The Furious est la nouvelle sensation annoncée
du film martial, suscitant une attente fébrile des amateurs comme l’on n’en
avait plus vécue depuis The Raid – même si entretemps des
réussites comme City of Darkness (2024) ont largement données
satisfaction. L’excitation vient notamment de la réunion des forces en présence
pour un véritable ensemble panasiatique. Il s’agit d’une production
hongkongaise tournée en Thaïlande, réalisée par un duo de réalisateurs/chorégraphes
japonais, et mettant en vedette des stars chinoises et indonésiennes (Joe
Taslim justement déjà vu dans The Raid).
Le film tente évidemment d’obtenir le meilleur de l’ensemble
des cultures martiales et cinématographiques des participants, et y parvient
souvent. L’intrigue est aussi minimale qu’efficace, avec un duo composé d’un
père de famille muet (Xie Miao) et un journaliste (Joe Taslim) sur les traces
d’un réseau criminel ayant enlevé leurs fille et fiancée respective. S’il
propose quelques moments de pur cinéma d’action reposant sur la cascade
physique (cette éreintante poursuite d’un camion, l’évasion périlleuse de la
geôle d’enfants),The Furious privilégie avant tout la pure joute
martiale. La mise en scène penche vers une nervosité toute moderne entre caméra
à l’épaule, cadrage dynamique et travelling virtuose, tout en choisissant le
temps long du film martial « à l’ancienne » dont les compositions de
plans mettent en valeur des chorégraphies lisibles faisant apprécier la
dextérité des combattants.
Kenji Tanigaki a notamment fait ses armes chez Donnie
Yen en contribuant aux chorégraphies de SPL (2005) ou encore Flash
Point (2007), mais s’est surtout rendu célèbre par la furie des combats
au sein des quatre opus de l’adaptation du manga Kenshin (2012,
2014, 2018). Malgré un indéniable sens de l’emphase, il s’éloigne du style comic
book outré de City of Darkness sur lequel il a également
travaillé, pour une approche plus « réaliste », du moins durant la
première partie du film. Le mystérieux et silencieux Wang Wei (Xie Miao) laisse
deviner un passé militaire trouble par son style aussi minimaliste que
redoutable, la mise en scène soulignant de manière égale ses coups dévastateurs
et la réflexion et stratégie qui en découle, notamment lors d’un mémorable
affrontement sur un ring en cage face à de multiples assaillants.
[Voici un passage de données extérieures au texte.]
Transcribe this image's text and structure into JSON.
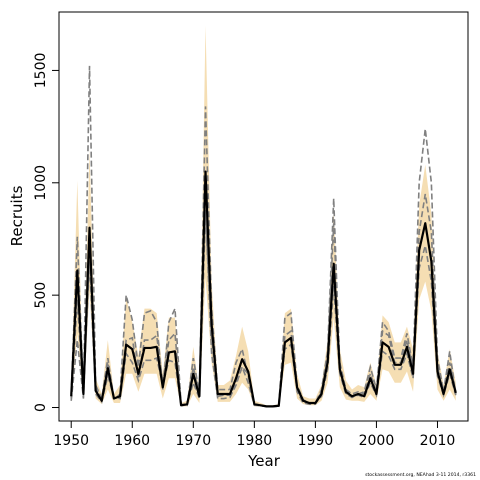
{
  "chart_data": {
    "type": "line",
    "xlabel": "Year",
    "ylabel": "Recruits",
    "xlim": [
      1948,
      2015
    ],
    "ylim": [
      -60,
      1760
    ],
    "grid": false,
    "legend": "none",
    "x_ticks": [
      1950,
      1960,
      1970,
      1980,
      1990,
      2000,
      2010
    ],
    "y_ticks": [
      0,
      500,
      1000,
      1500
    ],
    "note": "stockassessment.org, NEAhad 3-11 2014, r3361",
    "colors": {
      "band": "#f5deb3",
      "estimate": "#000000",
      "retro": "#808080"
    },
    "x": [
      1950,
      1951,
      1952,
      1953,
      1954,
      1955,
      1956,
      1957,
      1958,
      1959,
      1960,
      1961,
      1962,
      1963,
      1964,
      1965,
      1966,
      1967,
      1968,
      1969,
      1970,
      1971,
      1972,
      1973,
      1974,
      1975,
      1976,
      1977,
      1978,
      1979,
      1980,
      1981,
      1982,
      1983,
      1984,
      1985,
      1986,
      1987,
      1988,
      1989,
      1990,
      1991,
      1992,
      1993,
      1994,
      1995,
      1996,
      1997,
      1998,
      1999,
      2000,
      2001,
      2002,
      2003,
      2004,
      2005,
      2006,
      2007,
      2008,
      2009,
      2010,
      2011,
      2012,
      2013
    ],
    "series": [
      {
        "role": "estimate",
        "values": [
          50,
          610,
          60,
          800,
          75,
          30,
          175,
          40,
          50,
          280,
          260,
          150,
          265,
          265,
          270,
          90,
          245,
          250,
          10,
          15,
          150,
          50,
          1050,
          370,
          60,
          60,
          60,
          130,
          215,
          160,
          15,
          10,
          5,
          5,
          8,
          290,
          310,
          90,
          30,
          20,
          20,
          60,
          200,
          640,
          170,
          70,
          50,
          60,
          50,
          130,
          60,
          290,
          270,
          190,
          190,
          270,
          150,
          700,
          820,
          650,
          160,
          60,
          170,
          65
        ]
      },
      {
        "role": "upper",
        "values": [
          80,
          1010,
          80,
          1150,
          130,
          60,
          300,
          60,
          100,
          490,
          380,
          230,
          440,
          440,
          420,
          150,
          400,
          400,
          20,
          30,
          270,
          70,
          1700,
          560,
          100,
          100,
          120,
          230,
          360,
          250,
          30,
          20,
          10,
          10,
          15,
          420,
          440,
          150,
          50,
          40,
          40,
          100,
          300,
          880,
          260,
          120,
          80,
          100,
          90,
          200,
          100,
          410,
          380,
          290,
          290,
          360,
          260,
          900,
          1080,
          860,
          250,
          100,
          260,
          110
        ]
      },
      {
        "role": "lower",
        "values": [
          25,
          330,
          35,
          520,
          40,
          15,
          80,
          20,
          20,
          150,
          150,
          70,
          150,
          150,
          150,
          40,
          130,
          130,
          5,
          5,
          60,
          20,
          580,
          200,
          25,
          25,
          25,
          60,
          110,
          80,
          5,
          5,
          2,
          2,
          3,
          190,
          200,
          40,
          15,
          10,
          10,
          30,
          110,
          400,
          90,
          35,
          30,
          30,
          25,
          60,
          30,
          170,
          160,
          110,
          110,
          160,
          70,
          480,
          560,
          430,
          80,
          30,
          80,
          30
        ]
      },
      {
        "role": "retro-1",
        "values": [
          40,
          480,
          50,
          1520,
          100,
          40,
          220,
          35,
          60,
          500,
          390,
          180,
          420,
          430,
          380,
          80,
          380,
          440,
          15,
          10,
          220,
          60,
          1340,
          440,
          80,
          80,
          80,
          200,
          260,
          140,
          15,
          10,
          5,
          5,
          10,
          400,
          420,
          100,
          35,
          20,
          20,
          80,
          250,
          930,
          170,
          65,
          45,
          60,
          70,
          180,
          80,
          380,
          340,
          220,
          220,
          330,
          180,
          1000,
          1240,
          1000,
          220,
          70,
          250,
          60
        ]
      },
      {
        "role": "retro-2",
        "values": [
          60,
          760,
          70,
          650,
          60,
          25,
          140,
          45,
          40,
          240,
          200,
          120,
          210,
          210,
          220,
          100,
          210,
          200,
          10,
          15,
          110,
          40,
          870,
          310,
          50,
          55,
          55,
          110,
          180,
          150,
          12,
          10,
          5,
          5,
          6,
          260,
          280,
          80,
          25,
          18,
          18,
          50,
          170,
          540,
          150,
          60,
          45,
          55,
          45,
          110,
          55,
          250,
          230,
          170,
          170,
          240,
          130,
          620,
          720,
          560,
          140,
          55,
          150,
          55
        ]
      },
      {
        "role": "retro-3",
        "values": [
          30,
          300,
          40,
          700,
          90,
          35,
          200,
          45,
          50,
          300,
          310,
          130,
          300,
          300,
          320,
          110,
          300,
          330,
          8,
          12,
          180,
          55,
          880,
          240,
          40,
          40,
          45,
          100,
          180,
          110,
          10,
          8,
          4,
          4,
          6,
          320,
          340,
          70,
          20,
          15,
          15,
          70,
          220,
          820,
          200,
          80,
          60,
          70,
          60,
          150,
          70,
          340,
          320,
          200,
          200,
          300,
          170,
          780,
          950,
          780,
          180,
          65,
          200,
          70
        ]
      }
    ]
  }
}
Navin (Joe
Taslim) est davantage un quidam ayant certaines compétences martiales et pour
lui la réalisation adopte une approche plus chaotique et laborieuse, par laquelle
la hargne et la détermination font passer les difficultés qu’il rencontre au
combat – ce qui sera fort payant lors du climax final.
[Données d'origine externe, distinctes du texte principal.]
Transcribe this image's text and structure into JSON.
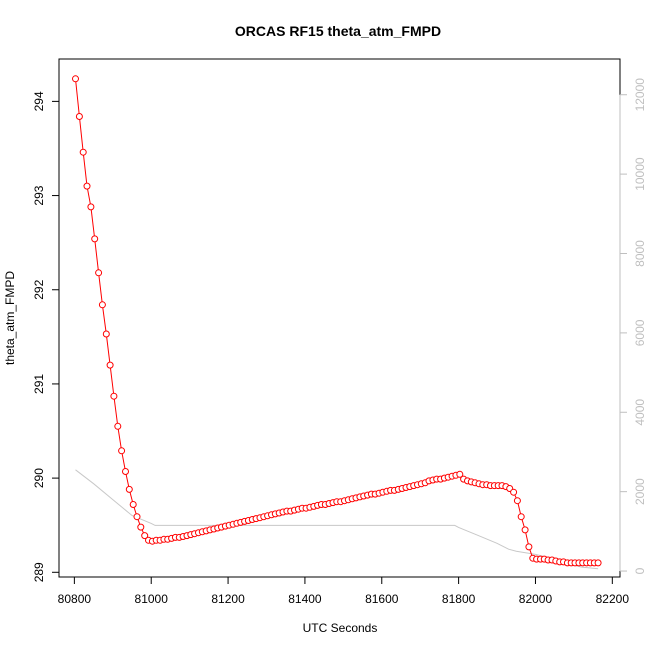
{
  "chart_data": {
    "type": "line",
    "title": "ORCAS RF15 theta_atm_FMPD",
    "xlabel": "UTC Seconds",
    "ylabel": "theta_atm_FMPD",
    "xlim": [
      80760,
      82220
    ],
    "ylim": [
      288.95,
      294.45
    ],
    "x_ticks": [
      80800,
      81000,
      81200,
      81400,
      81600,
      81800,
      82000,
      82200
    ],
    "y_ticks": [
      289,
      290,
      291,
      292,
      293,
      294
    ],
    "y2lim": [
      -150,
      12900
    ],
    "y2_ticks": [
      0,
      2000,
      4000,
      6000,
      8000,
      10000,
      12000
    ],
    "grid": false,
    "series": [
      {
        "color": "#ff0000",
        "style": "line+circles",
        "x": [
          80803,
          80813,
          80823,
          80833,
          80843,
          80853,
          80863,
          80873,
          80883,
          80893,
          80903,
          80913,
          80923,
          80933,
          80943,
          80953,
          80963,
          80973,
          80983,
          80993,
          81003,
          81013,
          81023,
          81033,
          81043,
          81053,
          81063,
          81073,
          81083,
          81093,
          81103,
          81113,
          81123,
          81133,
          81143,
          81153,
          81163,
          81173,
          81183,
          81193,
          81203,
          81213,
          81223,
          81233,
          81243,
          81253,
          81263,
          81273,
          81283,
          81293,
          81303,
          81313,
          81323,
          81333,
          81343,
          81353,
          81363,
          81373,
          81383,
          81393,
          81403,
          81413,
          81423,
          81433,
          81443,
          81453,
          81463,
          81473,
          81483,
          81493,
          81503,
          81513,
          81523,
          81533,
          81543,
          81553,
          81563,
          81573,
          81583,
          81593,
          81603,
          81613,
          81623,
          81633,
          81643,
          81653,
          81663,
          81673,
          81683,
          81693,
          81703,
          81713,
          81723,
          81733,
          81743,
          81753,
          81763,
          81773,
          81783,
          81793,
          81803,
          81813,
          81823,
          81833,
          81843,
          81853,
          81863,
          81873,
          81883,
          81893,
          81903,
          81913,
          81923,
          81933,
          81943,
          81953,
          81963,
          81973,
          81983,
          81993,
          82003,
          82013,
          82023,
          82033,
          82043,
          82053,
          82063,
          82073,
          82083,
          82093,
          82103,
          82113,
          82123,
          82133,
          82143,
          82153,
          82163
        ],
        "y": [
          294.24,
          293.84,
          293.46,
          293.1,
          292.88,
          292.54,
          292.18,
          291.84,
          291.53,
          291.2,
          290.87,
          290.55,
          290.29,
          290.07,
          289.88,
          289.72,
          289.59,
          289.48,
          289.39,
          289.34,
          289.33,
          289.34,
          289.34,
          289.35,
          289.35,
          289.36,
          289.37,
          289.37,
          289.38,
          289.39,
          289.4,
          289.41,
          289.42,
          289.43,
          289.44,
          289.45,
          289.46,
          289.47,
          289.48,
          289.49,
          289.5,
          289.51,
          289.52,
          289.53,
          289.54,
          289.55,
          289.56,
          289.57,
          289.58,
          289.59,
          289.6,
          289.61,
          289.62,
          289.63,
          289.64,
          289.65,
          289.65,
          289.66,
          289.67,
          289.68,
          289.68,
          289.69,
          289.7,
          289.71,
          289.72,
          289.72,
          289.73,
          289.74,
          289.75,
          289.75,
          289.76,
          289.77,
          289.78,
          289.79,
          289.8,
          289.81,
          289.82,
          289.83,
          289.83,
          289.84,
          289.85,
          289.86,
          289.87,
          289.87,
          289.88,
          289.89,
          289.9,
          289.91,
          289.92,
          289.93,
          289.94,
          289.95,
          289.97,
          289.98,
          289.99,
          289.99,
          290.0,
          290.01,
          290.02,
          290.03,
          290.04,
          289.99,
          289.97,
          289.96,
          289.95,
          289.94,
          289.93,
          289.93,
          289.92,
          289.92,
          289.92,
          289.92,
          289.91,
          289.89,
          289.85,
          289.76,
          289.59,
          289.45,
          289.27,
          289.15,
          289.14,
          289.14,
          289.14,
          289.13,
          289.13,
          289.12,
          289.11,
          289.11,
          289.1,
          289.1,
          289.1,
          289.1,
          289.1,
          289.1,
          289.1,
          289.1,
          289.1
        ]
      },
      {
        "color": "#c8c8c8",
        "axis": "right",
        "style": "line",
        "x": [
          80803,
          80850,
          80900,
          80950,
          81000,
          81010,
          81030,
          81100,
          81200,
          81300,
          81400,
          81500,
          81600,
          81700,
          81750,
          81790,
          81800,
          81850,
          81900,
          81930,
          81950,
          82000,
          82050,
          82080,
          82100,
          82120,
          82140,
          82163
        ],
        "y": [
          2550,
          2200,
          1800,
          1400,
          1200,
          1150,
          1150,
          1150,
          1150,
          1150,
          1150,
          1150,
          1150,
          1150,
          1150,
          1150,
          1100,
          900,
          700,
          550,
          500,
          420,
          300,
          220,
          150,
          100,
          80,
          60
        ]
      }
    ]
  }
}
Ces deux partis-pris culminent lorsque les deux personnages
joignent enfin leurs forces au premier tiers du récit, notamment pour venir à
bout de l’imposant homme de main du méchant, véritable animal dont on aurait
lâché la laisse. La construction narrative est clairement segmentée en blocs où
l’intrigue ainsi que les décors sont totalement construits en perspective des
combats. Cela tire d’ailleurs le film en longueur sur la fin assez prévisible
dans le commissariat qui tout en restant impressionnante, donne un sentiment de
trop-plein avec une péripétie s’ajoutant au forceps, une surenchère de
combattants surpuissants et un affrontement qui s’étire.
Le climax émotionnel a
été atteint lors du rebondissement précédent quand nos héros s’infiltrent dans
la base où les méchants séquestrent les enfants. La satisfaction du
« payoff » face à la police corrompue est jubilatoire, le sentiment
de danger est palpable et l’éveil à une forme de solidarité d’un des enfants
est fort touchante. La corrélation entre la rage du combat et l’accomplissement
intime sont bien menés alors que l’ultime climax ne semble là que pour
rallonger encore la sauce. On ne boudera néanmoins pas notre plaisir face à un
spectacle aussi rondement mené, d’autant plus sur un écran de cinéma alors que
les plateformes avaient la mainmise récemment sur ce créneau.